Jeff of Earth-J said:

#16:  Swamp Thing is knocked unconscious and we are treated to a flashback in which Cable, somehow, managed to track the helicopter to an island in the Caribbean, coincidentally the same one Swamp Thing is about to wash up on as fate (or David Michelinie) would have it. He awakens in the custody of the People's Liberation Army of the island of Kala Pago. One of the generals, Adam Rook, has a long boring history as a mercenary and initially came to the island to fight for the other side. the other general, who introduces herself as "Laganna, the high priestess of the people off Sepp," has come dressed for sword and sorcery cosplay. Her plan is to use her talisman to raise an army of zombies.

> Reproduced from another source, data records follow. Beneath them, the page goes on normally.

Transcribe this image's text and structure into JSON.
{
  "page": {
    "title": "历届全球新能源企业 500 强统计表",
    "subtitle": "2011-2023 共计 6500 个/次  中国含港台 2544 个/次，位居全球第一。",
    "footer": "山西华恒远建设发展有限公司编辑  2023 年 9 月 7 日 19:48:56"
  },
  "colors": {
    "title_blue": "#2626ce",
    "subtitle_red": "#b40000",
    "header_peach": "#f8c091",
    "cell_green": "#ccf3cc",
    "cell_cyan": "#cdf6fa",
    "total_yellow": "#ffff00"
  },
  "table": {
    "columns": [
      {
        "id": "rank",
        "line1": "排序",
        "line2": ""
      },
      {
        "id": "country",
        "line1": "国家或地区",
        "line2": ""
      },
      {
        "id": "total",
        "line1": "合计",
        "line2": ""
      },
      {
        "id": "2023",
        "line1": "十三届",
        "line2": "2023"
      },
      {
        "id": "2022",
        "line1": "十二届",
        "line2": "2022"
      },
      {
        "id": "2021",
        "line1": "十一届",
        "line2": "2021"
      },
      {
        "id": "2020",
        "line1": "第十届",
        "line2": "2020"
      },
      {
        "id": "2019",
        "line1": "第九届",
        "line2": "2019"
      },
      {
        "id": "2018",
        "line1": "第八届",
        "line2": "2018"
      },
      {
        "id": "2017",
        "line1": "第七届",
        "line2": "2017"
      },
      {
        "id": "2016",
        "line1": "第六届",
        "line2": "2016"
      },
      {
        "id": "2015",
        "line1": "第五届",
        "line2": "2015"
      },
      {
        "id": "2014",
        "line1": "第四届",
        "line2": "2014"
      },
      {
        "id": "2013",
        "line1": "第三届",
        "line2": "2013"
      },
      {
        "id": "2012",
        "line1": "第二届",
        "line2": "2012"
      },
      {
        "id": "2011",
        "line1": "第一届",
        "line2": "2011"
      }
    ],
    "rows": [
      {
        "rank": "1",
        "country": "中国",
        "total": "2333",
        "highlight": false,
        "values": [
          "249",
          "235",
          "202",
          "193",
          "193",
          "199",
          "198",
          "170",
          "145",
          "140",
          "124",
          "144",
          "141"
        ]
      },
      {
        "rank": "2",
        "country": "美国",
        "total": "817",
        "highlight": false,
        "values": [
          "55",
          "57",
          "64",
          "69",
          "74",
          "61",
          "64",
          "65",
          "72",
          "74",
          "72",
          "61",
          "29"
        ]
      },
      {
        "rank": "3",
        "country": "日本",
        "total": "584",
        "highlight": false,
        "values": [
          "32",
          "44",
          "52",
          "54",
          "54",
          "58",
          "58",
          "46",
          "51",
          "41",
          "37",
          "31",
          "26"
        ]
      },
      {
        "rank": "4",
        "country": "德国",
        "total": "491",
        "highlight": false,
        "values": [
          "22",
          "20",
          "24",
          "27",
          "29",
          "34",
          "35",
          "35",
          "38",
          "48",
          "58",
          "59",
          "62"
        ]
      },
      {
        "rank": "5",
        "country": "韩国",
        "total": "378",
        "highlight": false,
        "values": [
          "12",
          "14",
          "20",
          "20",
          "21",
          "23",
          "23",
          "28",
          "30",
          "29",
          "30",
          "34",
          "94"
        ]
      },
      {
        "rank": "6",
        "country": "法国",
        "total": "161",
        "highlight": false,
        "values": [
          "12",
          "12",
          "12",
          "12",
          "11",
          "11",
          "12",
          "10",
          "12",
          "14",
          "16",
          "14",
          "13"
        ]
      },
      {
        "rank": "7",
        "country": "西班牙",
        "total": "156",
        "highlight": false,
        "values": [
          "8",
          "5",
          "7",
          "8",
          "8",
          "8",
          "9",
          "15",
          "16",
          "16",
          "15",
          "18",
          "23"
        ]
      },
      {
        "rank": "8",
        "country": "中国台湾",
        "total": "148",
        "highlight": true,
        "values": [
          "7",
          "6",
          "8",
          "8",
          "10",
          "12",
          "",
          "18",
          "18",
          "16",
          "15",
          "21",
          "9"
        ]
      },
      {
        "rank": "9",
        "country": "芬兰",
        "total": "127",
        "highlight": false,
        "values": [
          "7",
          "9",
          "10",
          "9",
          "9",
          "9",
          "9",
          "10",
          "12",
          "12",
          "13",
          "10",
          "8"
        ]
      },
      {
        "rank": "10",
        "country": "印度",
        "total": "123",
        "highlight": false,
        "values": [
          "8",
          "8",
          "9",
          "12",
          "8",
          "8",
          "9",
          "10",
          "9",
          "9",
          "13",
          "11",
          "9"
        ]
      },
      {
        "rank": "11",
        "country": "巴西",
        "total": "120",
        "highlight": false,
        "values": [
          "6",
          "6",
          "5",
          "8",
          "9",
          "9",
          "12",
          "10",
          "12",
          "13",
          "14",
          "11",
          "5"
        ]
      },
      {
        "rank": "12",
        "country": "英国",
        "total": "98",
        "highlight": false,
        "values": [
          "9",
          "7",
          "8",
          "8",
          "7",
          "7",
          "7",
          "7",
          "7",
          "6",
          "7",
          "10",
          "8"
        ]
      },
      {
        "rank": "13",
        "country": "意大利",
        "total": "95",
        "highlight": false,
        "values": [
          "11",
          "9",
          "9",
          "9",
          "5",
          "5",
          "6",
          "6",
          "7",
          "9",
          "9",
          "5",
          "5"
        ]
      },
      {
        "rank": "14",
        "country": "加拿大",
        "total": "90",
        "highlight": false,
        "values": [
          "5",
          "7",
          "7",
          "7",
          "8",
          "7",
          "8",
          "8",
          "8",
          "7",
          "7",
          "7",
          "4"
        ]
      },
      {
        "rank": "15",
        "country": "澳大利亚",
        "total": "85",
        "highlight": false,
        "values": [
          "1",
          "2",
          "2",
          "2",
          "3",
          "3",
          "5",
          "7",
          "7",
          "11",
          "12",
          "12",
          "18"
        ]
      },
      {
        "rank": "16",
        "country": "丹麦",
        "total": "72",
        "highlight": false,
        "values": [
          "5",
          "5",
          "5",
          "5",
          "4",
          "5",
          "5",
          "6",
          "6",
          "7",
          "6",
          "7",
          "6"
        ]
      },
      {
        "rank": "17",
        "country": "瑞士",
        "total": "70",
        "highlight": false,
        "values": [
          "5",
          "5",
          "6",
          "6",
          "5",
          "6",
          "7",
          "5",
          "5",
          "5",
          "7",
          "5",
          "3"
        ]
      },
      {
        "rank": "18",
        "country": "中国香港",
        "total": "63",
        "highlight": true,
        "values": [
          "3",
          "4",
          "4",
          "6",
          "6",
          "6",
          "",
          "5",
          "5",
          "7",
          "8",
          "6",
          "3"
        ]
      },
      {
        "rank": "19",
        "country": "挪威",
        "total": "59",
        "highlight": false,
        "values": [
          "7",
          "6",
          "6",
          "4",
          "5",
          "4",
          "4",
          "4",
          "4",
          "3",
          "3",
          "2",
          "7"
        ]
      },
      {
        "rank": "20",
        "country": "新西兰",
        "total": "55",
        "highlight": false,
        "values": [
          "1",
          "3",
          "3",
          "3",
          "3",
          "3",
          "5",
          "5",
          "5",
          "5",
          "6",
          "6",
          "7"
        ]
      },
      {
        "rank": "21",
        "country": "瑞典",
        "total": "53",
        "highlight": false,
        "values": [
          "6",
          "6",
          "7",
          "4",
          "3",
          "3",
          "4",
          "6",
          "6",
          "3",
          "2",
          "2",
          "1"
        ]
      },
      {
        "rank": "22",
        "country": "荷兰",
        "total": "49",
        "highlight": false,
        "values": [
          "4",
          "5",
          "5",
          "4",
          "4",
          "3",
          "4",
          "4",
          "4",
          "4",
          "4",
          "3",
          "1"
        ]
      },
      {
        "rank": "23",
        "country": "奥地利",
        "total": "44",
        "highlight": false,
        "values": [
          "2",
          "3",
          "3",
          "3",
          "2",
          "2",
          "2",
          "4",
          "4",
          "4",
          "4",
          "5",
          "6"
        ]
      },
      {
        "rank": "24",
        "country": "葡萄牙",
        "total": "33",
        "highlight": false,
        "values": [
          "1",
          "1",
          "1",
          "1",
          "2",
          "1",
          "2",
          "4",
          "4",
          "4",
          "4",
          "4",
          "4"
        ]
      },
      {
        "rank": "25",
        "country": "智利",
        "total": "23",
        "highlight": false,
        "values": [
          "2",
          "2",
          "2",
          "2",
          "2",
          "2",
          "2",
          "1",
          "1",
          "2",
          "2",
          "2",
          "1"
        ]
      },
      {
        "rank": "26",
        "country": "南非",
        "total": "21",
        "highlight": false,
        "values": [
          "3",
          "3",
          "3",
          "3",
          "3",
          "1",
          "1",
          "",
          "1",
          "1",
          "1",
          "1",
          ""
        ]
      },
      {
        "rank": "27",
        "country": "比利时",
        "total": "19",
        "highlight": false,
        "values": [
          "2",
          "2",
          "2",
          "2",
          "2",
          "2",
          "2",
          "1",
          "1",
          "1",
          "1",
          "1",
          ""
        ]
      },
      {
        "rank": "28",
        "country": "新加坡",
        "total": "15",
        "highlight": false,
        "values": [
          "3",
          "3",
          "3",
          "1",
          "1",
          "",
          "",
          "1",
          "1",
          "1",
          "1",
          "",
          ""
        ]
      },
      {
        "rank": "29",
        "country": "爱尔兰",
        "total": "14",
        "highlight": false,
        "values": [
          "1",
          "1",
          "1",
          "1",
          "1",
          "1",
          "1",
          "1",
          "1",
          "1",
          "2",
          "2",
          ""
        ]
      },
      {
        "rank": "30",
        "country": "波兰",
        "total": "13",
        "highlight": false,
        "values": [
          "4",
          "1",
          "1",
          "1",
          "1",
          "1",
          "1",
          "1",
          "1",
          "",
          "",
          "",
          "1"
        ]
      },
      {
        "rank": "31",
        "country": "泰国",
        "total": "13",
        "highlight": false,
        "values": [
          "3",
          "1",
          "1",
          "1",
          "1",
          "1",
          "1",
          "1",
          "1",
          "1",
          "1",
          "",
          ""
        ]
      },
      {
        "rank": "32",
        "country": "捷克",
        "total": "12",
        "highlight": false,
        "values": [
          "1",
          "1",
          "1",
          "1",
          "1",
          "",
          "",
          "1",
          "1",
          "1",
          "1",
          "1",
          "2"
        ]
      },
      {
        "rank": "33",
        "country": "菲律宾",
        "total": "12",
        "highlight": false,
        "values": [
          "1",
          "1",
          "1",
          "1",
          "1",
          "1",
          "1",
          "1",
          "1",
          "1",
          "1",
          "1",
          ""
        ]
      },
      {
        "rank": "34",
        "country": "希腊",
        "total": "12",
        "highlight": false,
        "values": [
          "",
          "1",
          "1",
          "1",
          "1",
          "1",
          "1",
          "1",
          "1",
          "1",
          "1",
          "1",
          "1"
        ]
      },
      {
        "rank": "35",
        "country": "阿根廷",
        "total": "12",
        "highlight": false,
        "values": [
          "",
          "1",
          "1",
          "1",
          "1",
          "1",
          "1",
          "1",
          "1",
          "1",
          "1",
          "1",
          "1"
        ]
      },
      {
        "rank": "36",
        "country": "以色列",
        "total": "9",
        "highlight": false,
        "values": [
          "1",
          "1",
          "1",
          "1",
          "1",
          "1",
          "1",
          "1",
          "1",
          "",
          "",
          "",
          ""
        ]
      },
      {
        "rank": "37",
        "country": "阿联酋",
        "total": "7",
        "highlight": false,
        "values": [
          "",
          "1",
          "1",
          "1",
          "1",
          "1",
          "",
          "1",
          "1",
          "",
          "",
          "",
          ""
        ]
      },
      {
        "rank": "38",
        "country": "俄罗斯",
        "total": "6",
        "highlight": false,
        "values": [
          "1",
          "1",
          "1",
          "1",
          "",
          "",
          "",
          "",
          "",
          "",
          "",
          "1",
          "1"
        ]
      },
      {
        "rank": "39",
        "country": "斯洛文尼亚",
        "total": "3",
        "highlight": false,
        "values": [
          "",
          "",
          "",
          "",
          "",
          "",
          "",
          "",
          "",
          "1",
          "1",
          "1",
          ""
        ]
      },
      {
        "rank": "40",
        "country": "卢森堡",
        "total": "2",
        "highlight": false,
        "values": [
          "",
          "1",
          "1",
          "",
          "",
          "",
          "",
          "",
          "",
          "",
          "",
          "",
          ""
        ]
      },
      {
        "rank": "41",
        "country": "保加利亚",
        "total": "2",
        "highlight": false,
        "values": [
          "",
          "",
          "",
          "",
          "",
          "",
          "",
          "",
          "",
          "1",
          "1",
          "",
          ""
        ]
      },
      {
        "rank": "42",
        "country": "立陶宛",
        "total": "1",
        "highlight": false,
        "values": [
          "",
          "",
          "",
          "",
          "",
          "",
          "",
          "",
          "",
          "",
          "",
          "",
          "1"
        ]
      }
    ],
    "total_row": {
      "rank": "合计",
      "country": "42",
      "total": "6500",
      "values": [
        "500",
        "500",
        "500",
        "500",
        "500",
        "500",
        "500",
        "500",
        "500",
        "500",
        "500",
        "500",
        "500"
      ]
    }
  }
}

Meanwhile, elsewhere on Kala Pago, Bolt is being held hostage by a mysterious man in a wheelchair and a scientist by the name of Dr. Pretorius. I can only assume "Dr. Pretorius" is a pseudonym; he looks just like Emil Hamilton, later of S.T.A.R. Labs. (I like to think he is Emil Hamilton.) The attack by the P.L.A. fails, Rook dies on-panel and Lasanna off. At the very end, the mysterious mastermind holding Bolt hostage is revealed to me... Nathan Ellery of the Conclave!

ISSUE #18: Another story with a book of the occult and demons. Michelinie finally wrote some dialog that I can identify with instead of mad ravings of the power-hungry.

"No, mother, his fear killed him. His fear of change. He couldn't understand that the old has to make way for the new, whether in seasons, ideas, or people. It's a fact of life."